The Estrogen_response module, overexpressed in luminal tumours, has among its central nodes the TFs GATA3, ESR1 and FOXA1 (respectively 1st, 2nd and 7th in the kWIthin ranking, Suppl. Table I), known to be master regulators of ER-positive breast tumours, where they are overexpressed (Suppl. Fig. 6). GATA3 and FOXA1 have both been implicated in shaping the distribution of the ER TF on chromatin and in inhibiting the basal-like phenotype (Bernardo et al., 2012; Hisamatsu, Tokunaga, Yamashita, & Akiyoshi, 2015; Theodorou, Stark, Menon, & Carroll, 2013). Interestingly, amongst the most centrally connected genes are MLPH and P4HTM, whose possible role in BC is poorly characterized.
ZNF532 is a potential common target of STAT3 and WNT/PCP pathways
As a second approach, we investigated whether the BC networks we constructed could be used to define potential targets of specific pathways. The reasoning behind this idea was that if a gene is transcriptionally activated by a pathway, then it will be co-expressed with genes of the pathway. Therefore pathway genes and potential targets will be part of the same network. Here, we decided to search for potential common targets of the STAT3 and Wnt/PCP pathways, which display several overlapping functions and can interact in a feed-forward loop (Armanious, Gelebart, Mackey, Ma, & Lai, 2010; Gujral et al., 2014; Katoh & Katoh, 2007). The mostly non canonical Wnt5a and Wnt5b ligands are overexpressed in basal-like BC cell lines (Klemm et al., 2011). Moreover, we recently showed that the two pathways converge on the activation of the common downstream target RhoU, promoting cell motility in basal-like human breast tumour cells (Monteleone et al., 2019). Hence, here we aimed at identifying potential additional common targets of the two pathways that could mediate their functions in determining cancer aggressiveness.

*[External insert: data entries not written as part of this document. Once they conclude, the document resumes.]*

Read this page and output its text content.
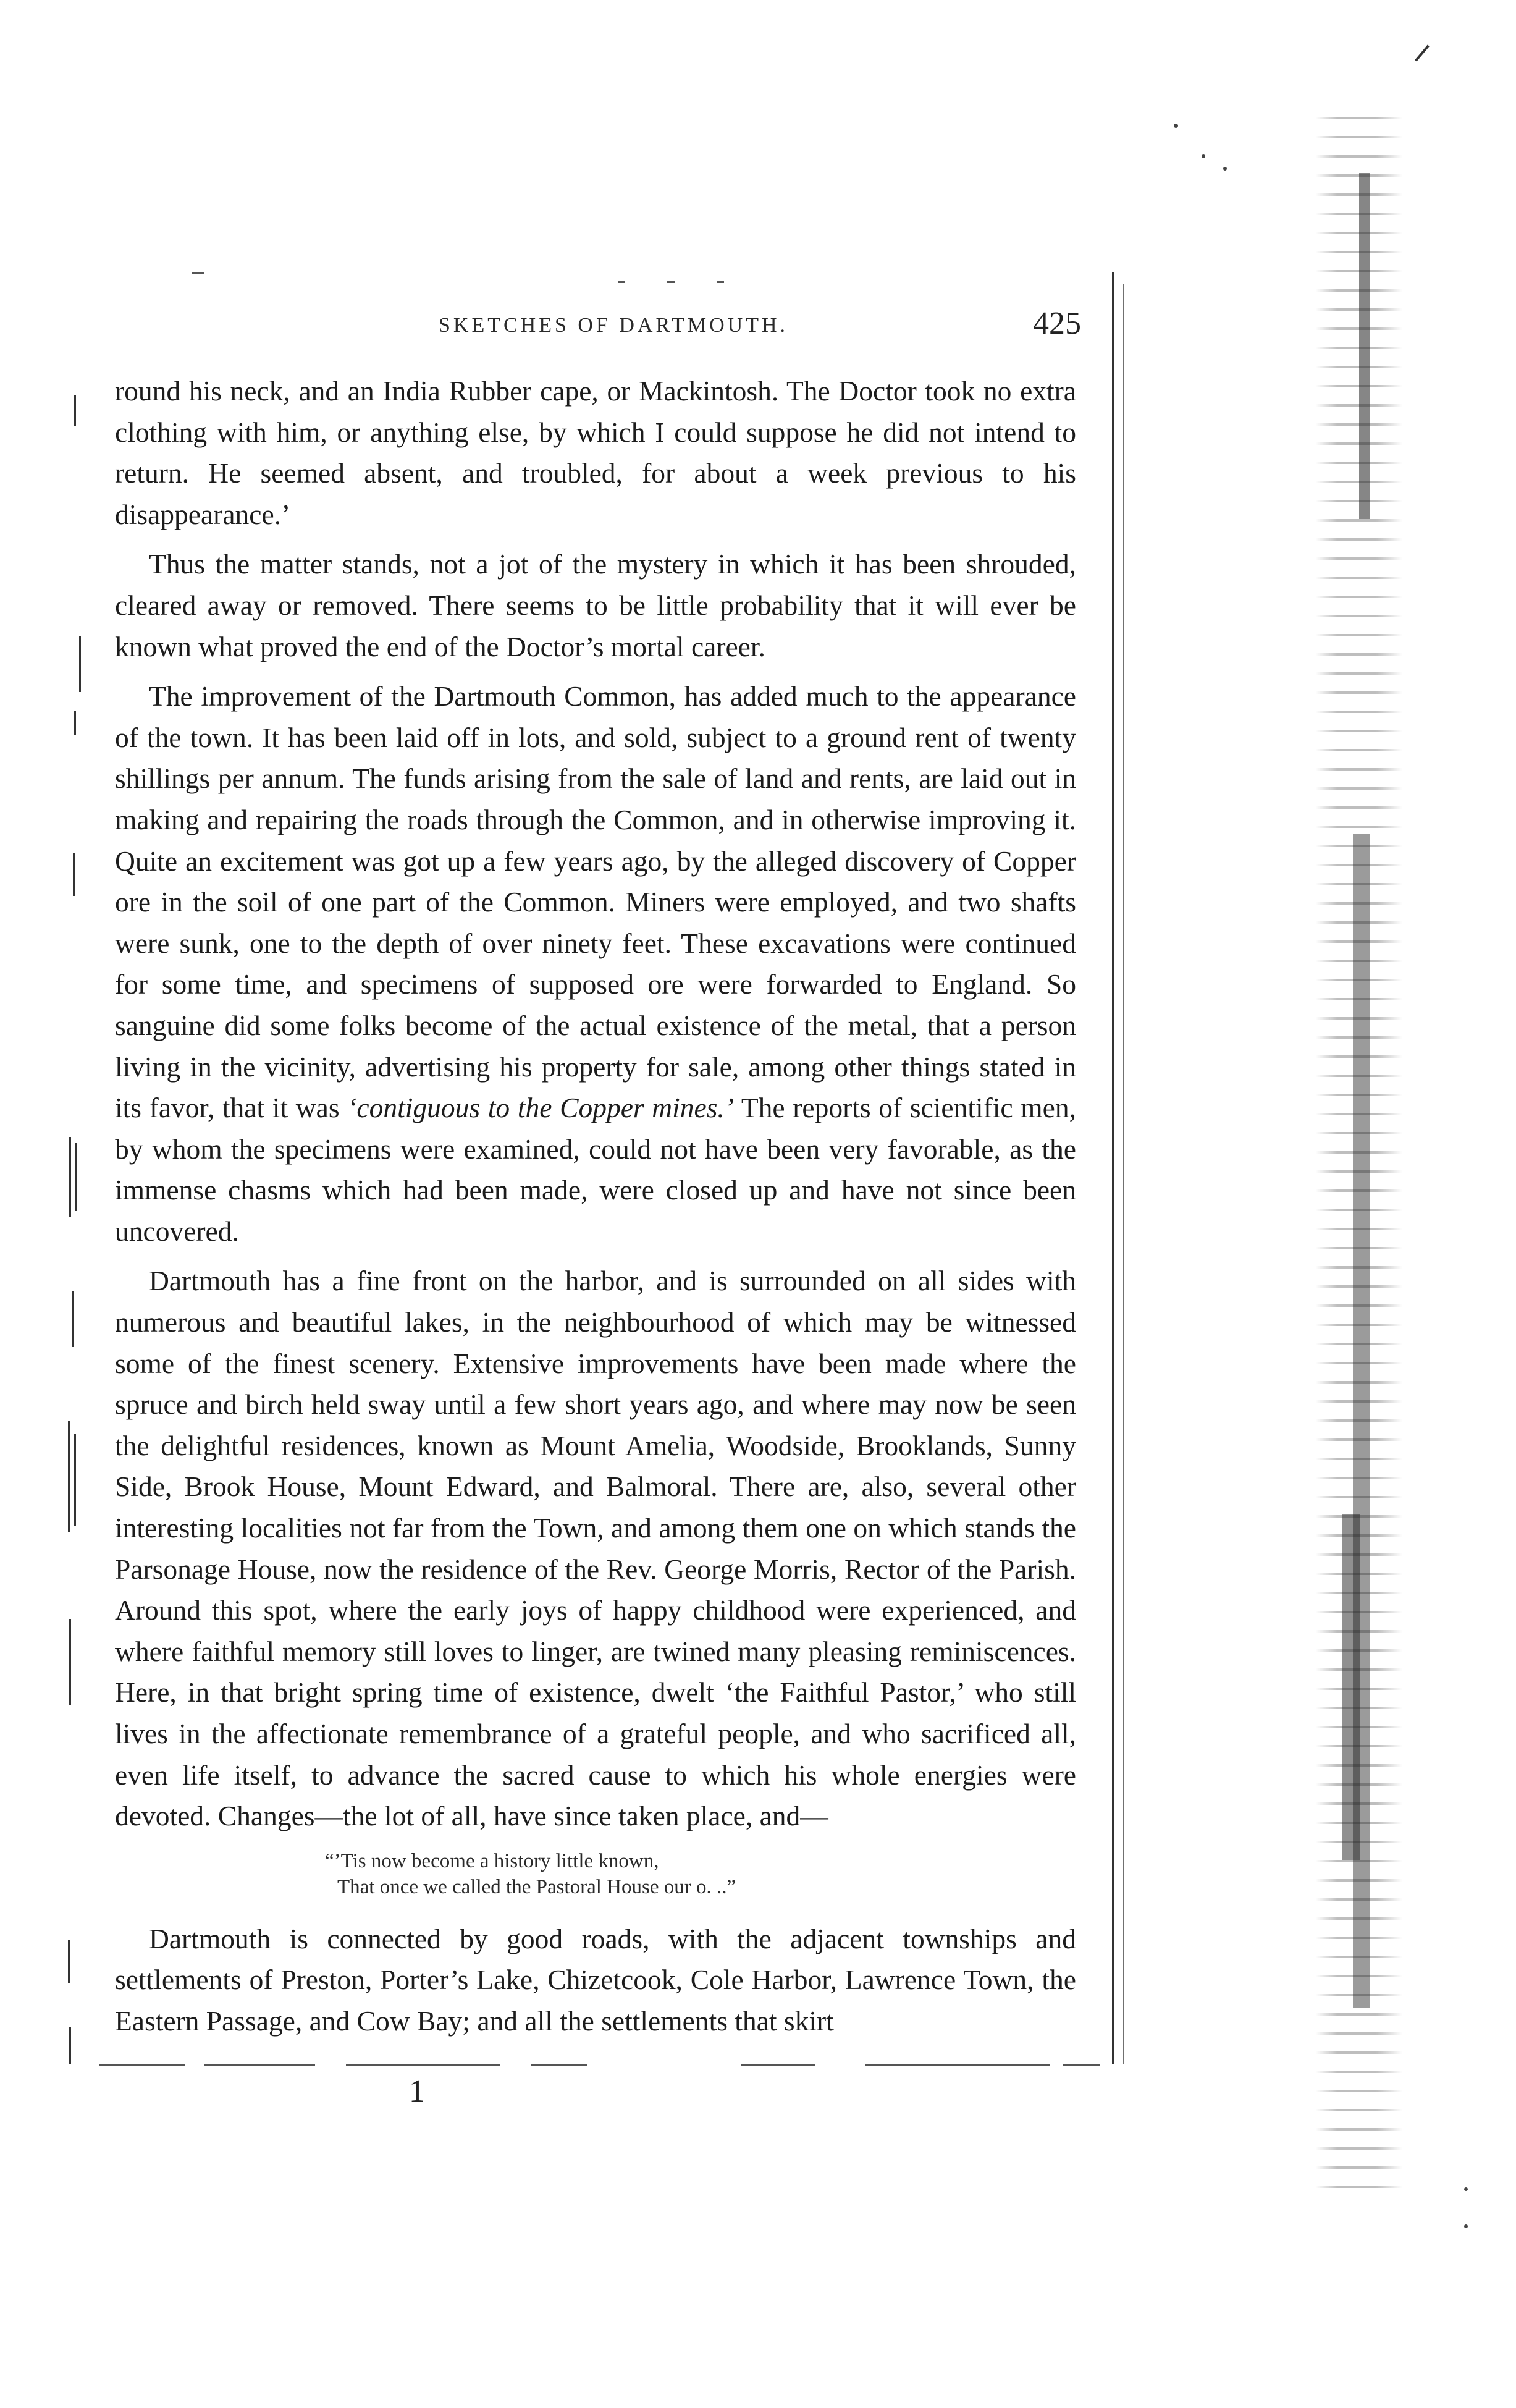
SKETCHES OF DARTMOUTH.	425

round his neck, and an India Rubber cape, or Mackintosh. The Doctor took no extra clothing with him, or anything else, by which I could suppose he did not intend to return. He seemed absent, and troubled, for about a week previous to his disappearance.’

Thus the matter stands, not a jot of the mystery in which it has been shrouded, cleared away or removed. There seems to be little probability that it will ever be known what proved the end of the Doctor’s mortal career.

The improvement of the Dartmouth Common, has added much to the appearance of the town. It has been laid off in lots, and sold, subject to a ground rent of twenty shillings per annum. The funds arising from the sale of land and rents, are laid out in making and repairing the roads through the Common, and in otherwise improving it. Quite an excitement was got up a few years ago, by the alleged discovery of Copper ore in the soil of one part of the Common. Miners were employed, and two shafts were sunk, one to the depth of over ninety feet. These excavations were continued for some time, and specimens of supposed ore were forwarded to England. So sanguine did some folks become of the actual existence of the metal, that a person living in the vicinity, advertising his property for sale, among other things stated in its favor, that it was ‘contiguous to the Copper mines.’ The reports of scientific men, by whom the specimens were examined, could not have been very favorable, as the immense chasms which had been made, were closed up and have not since been uncovered.

Dartmouth has a fine front on the harbor, and is surrounded on all sides with numerous and beautiful lakes, in the neighbourhood of which may be witnessed some of the finest scenery. Extensive improvements have been made where the spruce and birch held sway until a few short years ago, and where may now be seen the delightful residences, known as Mount Amelia, Woodside, Brooklands, Sunny Side, Brook House, Mount Edward, and Balmoral. There are, also, several other interesting localities not far from the Town, and among them one on which stands the Parsonage House, now the residence of the Rev. George Morris, Rector of the Parish. Around this spot, where the early joys of happy childhood were experienced, and where faithful memory still loves to linger, are twined many pleasing reminiscences. Here, in that bright spring time of existence, dwelt ‘the Faithful Pastor,’ who still lives in the affectionate remembrance of a grateful people, and who sacrificed all, even life itself, to advance the sacred cause to which his whole energies were devoted. Changes—the lot of all, have since taken place, and—

“’Tis now become a history little known,
That once we called the Pastoral House our o. ..”

Dartmouth is connected by good roads, with the adjacent townships and settlements of Preston, Porter’s Lake, Chizetcook, Cole Harbor, Lawrence Town, the Eastern Passage, and Cow Bay; and all the settlements that skirt

1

As a first step, we collected a set of gene signatures of the two pathways (Alvarez et al., 2005; Azare et al., 2007; Bayerlová et al., 2017; Dauer et al., 2005; Labbe et al., 2007; Sandsmark et al., 2017; Sonnenblick et al., 2015; R W Tell & Horvath, 2014; Willert, Epping, Pollack, Brown, & Nusse, 2002; Ziegler et al., 2005) and we determined which, if any, of the BC modules we defined was enriched in at least one signature of both pathways. Not surprisingly, this analysis pointed to the EMT network, enriched for STAT3 and non-canonical WNT signatures with p-values of 0.001 and 0.02, respectively (Azare et al., 2007; Sandsmark et al., 2017). Via the analysis of a BC ChIP-seq dataset (Mcdaniel et al., 2016), we determined that the EMT module is enriched for genes displaying STAT3 binding at their promoter in the basal-like BC cell lines HCC1143 and MDA-MB-157 (p-values: <0.004 and <3*10−12, respectively). Moreover, we analysed an RNA-seq dataset of the basal-like MDA-MB-231 cell line upon STAT3 knock-down, and another one of the luminal cell line MCF7 upon overexpression of the WNT/PCP ROR2 co-receptor (Bayerlová et al., 2017; Mcdaniel et al., 2016). We selected the genes representing the intersection between those down-regulated upon STAT3 knock-down and up-regulated following ROR2 overexpression, hence positively correlated with both STAT3 and WNT/PCP signalling (Suppl. Table III). We then calculated the enrichment of our gene networks for these STAT3/ROR2 regulated genes, finding a significant enrichment for the EMT module (25 genes, p-value=2.15*10−5, Suppl. Table IV), followed by the KRAS_dn1 module (p-value=0.001). Therefore, we conclude that the EMT network includes a significant number of genes regulated by both pathways, confirming previous analyses.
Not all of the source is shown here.